Rather than being the murderous mob depicted in film and popular history, the Mongol horde, this book reveals, was a complex Euro-Asian culture whose history “remains as though behind a veil.”
From the 13th to 15th centuries, the nomadic people who composed the horde bestrode the vast treeless Eurasian grasslands, the steppe, that stretched thousands of miles across Siberia and west into central Europe. Deriving from the 12th-century conqueror Genghis Khan and existing, via his sons and others, into the 14th-century days of the great military commander Tamerlane, the horde divided and subdivided into many groups. Yet, as Favereau shows, its component parts maintained a remarkably rich and stable culture while absorbing and equitably governing the peoples it subdued.
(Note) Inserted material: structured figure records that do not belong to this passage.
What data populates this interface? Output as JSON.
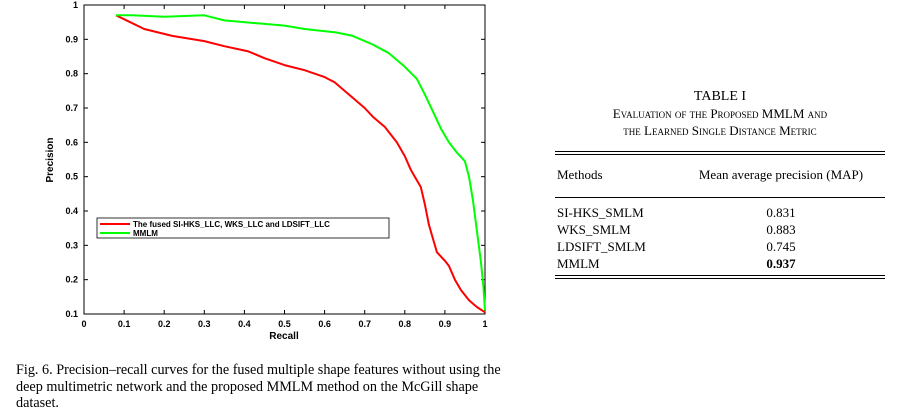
{
  "figure": {
    "caption": "Fig. 6.   Precision–recall curves for the fused multiple shape features without using the deep multimetric network and the proposed MMLM method on the McGill shape dataset."
  },
  "chart_data": {
    "type": "line",
    "xlabel": "Recall",
    "ylabel": "Precision",
    "xlim": [
      0,
      1
    ],
    "ylim": [
      0.1,
      1
    ],
    "x_ticks": [
      "0",
      "0.1",
      "0.2",
      "0.3",
      "0.4",
      "0.5",
      "0.6",
      "0.7",
      "0.8",
      "0.9",
      "1"
    ],
    "y_ticks": [
      "0.1",
      "0.2",
      "0.3",
      "0.4",
      "0.5",
      "0.6",
      "0.7",
      "0.8",
      "0.9",
      "1"
    ],
    "grid": false,
    "legend_position": "center-left",
    "series": [
      {
        "name": "The fused SI-HKS_LLC, WKS_LLC and LDSIFT_LLC",
        "color": "#ff0000",
        "points": [
          [
            0.08,
            0.97
          ],
          [
            0.15,
            0.93
          ],
          [
            0.22,
            0.91
          ],
          [
            0.3,
            0.895
          ],
          [
            0.35,
            0.88
          ],
          [
            0.41,
            0.865
          ],
          [
            0.45,
            0.845
          ],
          [
            0.5,
            0.825
          ],
          [
            0.55,
            0.81
          ],
          [
            0.6,
            0.79
          ],
          [
            0.625,
            0.775
          ],
          [
            0.645,
            0.755
          ],
          [
            0.67,
            0.73
          ],
          [
            0.7,
            0.7
          ],
          [
            0.72,
            0.675
          ],
          [
            0.75,
            0.645
          ],
          [
            0.78,
            0.6
          ],
          [
            0.8,
            0.56
          ],
          [
            0.815,
            0.52
          ],
          [
            0.825,
            0.5
          ],
          [
            0.84,
            0.47
          ],
          [
            0.85,
            0.42
          ],
          [
            0.86,
            0.36
          ],
          [
            0.87,
            0.32
          ],
          [
            0.88,
            0.28
          ],
          [
            0.9,
            0.255
          ],
          [
            0.91,
            0.24
          ],
          [
            0.925,
            0.2
          ],
          [
            0.94,
            0.17
          ],
          [
            0.96,
            0.14
          ],
          [
            0.98,
            0.12
          ],
          [
            1.0,
            0.105
          ]
        ]
      },
      {
        "name": "MMLM",
        "color": "#00ff00",
        "points": [
          [
            0.08,
            0.97
          ],
          [
            0.12,
            0.97
          ],
          [
            0.2,
            0.966
          ],
          [
            0.3,
            0.97
          ],
          [
            0.35,
            0.955
          ],
          [
            0.45,
            0.945
          ],
          [
            0.5,
            0.94
          ],
          [
            0.55,
            0.93
          ],
          [
            0.63,
            0.92
          ],
          [
            0.67,
            0.91
          ],
          [
            0.72,
            0.885
          ],
          [
            0.76,
            0.86
          ],
          [
            0.8,
            0.82
          ],
          [
            0.83,
            0.785
          ],
          [
            0.85,
            0.74
          ],
          [
            0.87,
            0.69
          ],
          [
            0.89,
            0.64
          ],
          [
            0.91,
            0.6
          ],
          [
            0.93,
            0.57
          ],
          [
            0.95,
            0.545
          ],
          [
            0.96,
            0.5
          ],
          [
            0.97,
            0.43
          ],
          [
            0.98,
            0.34
          ],
          [
            0.99,
            0.25
          ],
          [
            0.996,
            0.18
          ],
          [
            1.0,
            0.11
          ]
        ]
      }
    ]
  },
  "table": {
    "title": "TABLE I",
    "subtitle_line1": "Evaluation of the Proposed MMLM and",
    "subtitle_line2": "the Learned Single Distance Metric",
    "headers": [
      "Methods",
      "Mean average precision (MAP)"
    ],
    "rows": [
      {
        "method": "SI-HKS_SMLM",
        "map": "0.831"
      },
      {
        "method": "WKS_SMLM",
        "map": "0.883"
      },
      {
        "method": "LDSIFT_SMLM",
        "map": "0.745"
      },
      {
        "method": "MMLM",
        "map": "0.937"
      }
    ]
  }
}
As much a community as a state, the horde created “a new kind of empire” suited to the ecosystem it occupied. The author dispels the myth that it was just a rampaging mass of warriors; it possessed great governing skills, was adept at social relationships, and remained a major force on the Eurasian landmass until it began to withdraw eastward after the Black Death. So why has its history been unknown and ignored? Because, Favereau contends, the Mongols, a herding, horse-riding agricultural people always on the move, left little by way of architecture, literature, and urban centers. This book helps rectify their absence from Western consciousness and fills a major gap in our knowledge of world history. Although the author writes her largely academic work with more fervor than grace, she fully succeeds in rescuing her misunderstood subject from the world of poetry and myth and anchoring it firmly in scholarly learning. Readers will have to adjust to little-known names, terms, and geographical realities, but Favereau does her best to help, and numerous maps, often missing in books of this sort, offer skilled assistance.
A fine contribution to our understanding of the culture that “knit together east and west.”